Destinations in Indonesia
Pacu Jawi: West Sumatra’s Thrilling Bull Races across Muddy Ricefields
No wheels, no engines, no pads, - only pure bull power speeding through muddy ricefields that gives spectators that unbelievable adrinaline rush: this is what Pacu Jawi is all about.
Held every year to celebrate the end of the rice harvest, Pacu Jawi is a traditional Bull Race held in the Minangkabau highlands of West Sumatra. This extraordinary spectacle can be enjoyed only at the Limapuluh Kota Regency and several districts in the Tanah Datar Regency including: Sungai Tarab, Rambatan, Limo kaum, and Pariangan.
Bull Racing is an age-old tradition that can be found in many parts of the Indonesian Archipelago. In Bali, there is the Makepung, and on the island of Madura of East Java, there are the annual Karapan Sapi competitions. But unlike the Makepung or Karapan Sapi that are held on dry soil, the Pacu Jawi takes place in a more dramatic setting in knee-deep muddy tracks in flooded rice paddy fields. The splashing of mud as the bulls race through the field is the signature action of Pacu Jawi.
Part bull ride, part mud skiing, Pacu Jawi is truly a unique sport. Instead of using lashes or spiked wooden sticks for the jockey to drive the bulls (as they do in Karapan Sapi), the Jockey of Pacu Jawi simply stands on the plow between two rushing bulls, biting the tails of booth bulls to goad and speed them on. At times this causes the animals to pull apart in opposite directions, leaving the jockey completely nonplussed.
In the Pacu Jawi competition, the teams of bulls and jockeys are not actually racing together all at the same time. Instead, each team - two bulls and their jockey - is required to run separately in a straight line at the fastest rate from start to finish in individual runs. The team that succeeds to run the track in the straightest and fastest run is crowned the champion, since bulls are indeed very difficult to control.

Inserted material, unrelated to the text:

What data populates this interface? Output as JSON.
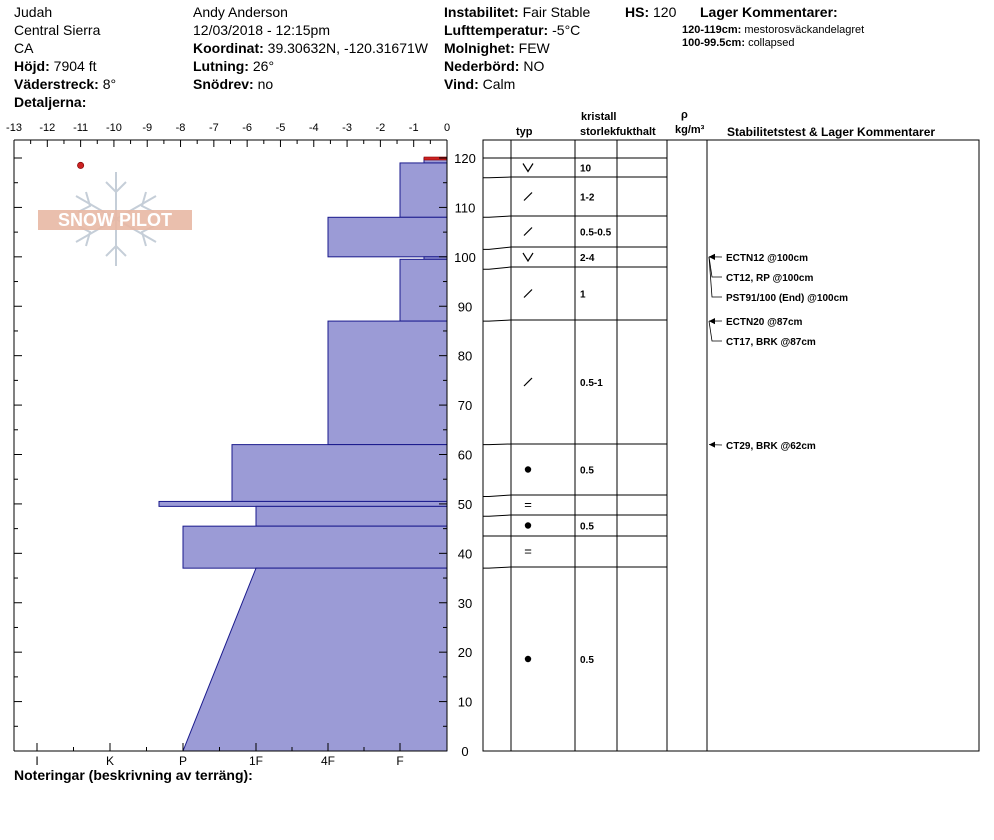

To rein in the bulls while the jockey gets into position and prepares for the race, no less than 6 to 8 men are needed. Once they let go of the animals, it will then be all up to the skills of the jockey to run the race alone. Meanwhile, spectators remain wary, prepared at any time to disperse should a bull suddenly decide to leave the track.
These exceptionally thrilling Bull Races are said to have originated from a small town called Batusangkar in the Tanah Datar Regency. Held as entertainment to celebrate the harvest, this is truly an exciting attraction that expresses the joy of the farmers. It is an attraction started by farmers as a fun activity awating the next planting season.
These races also determine the price of the bulls when they are auctioned. The faster and the stronger the bulls, the higher the price they can fetch in the market later the next day.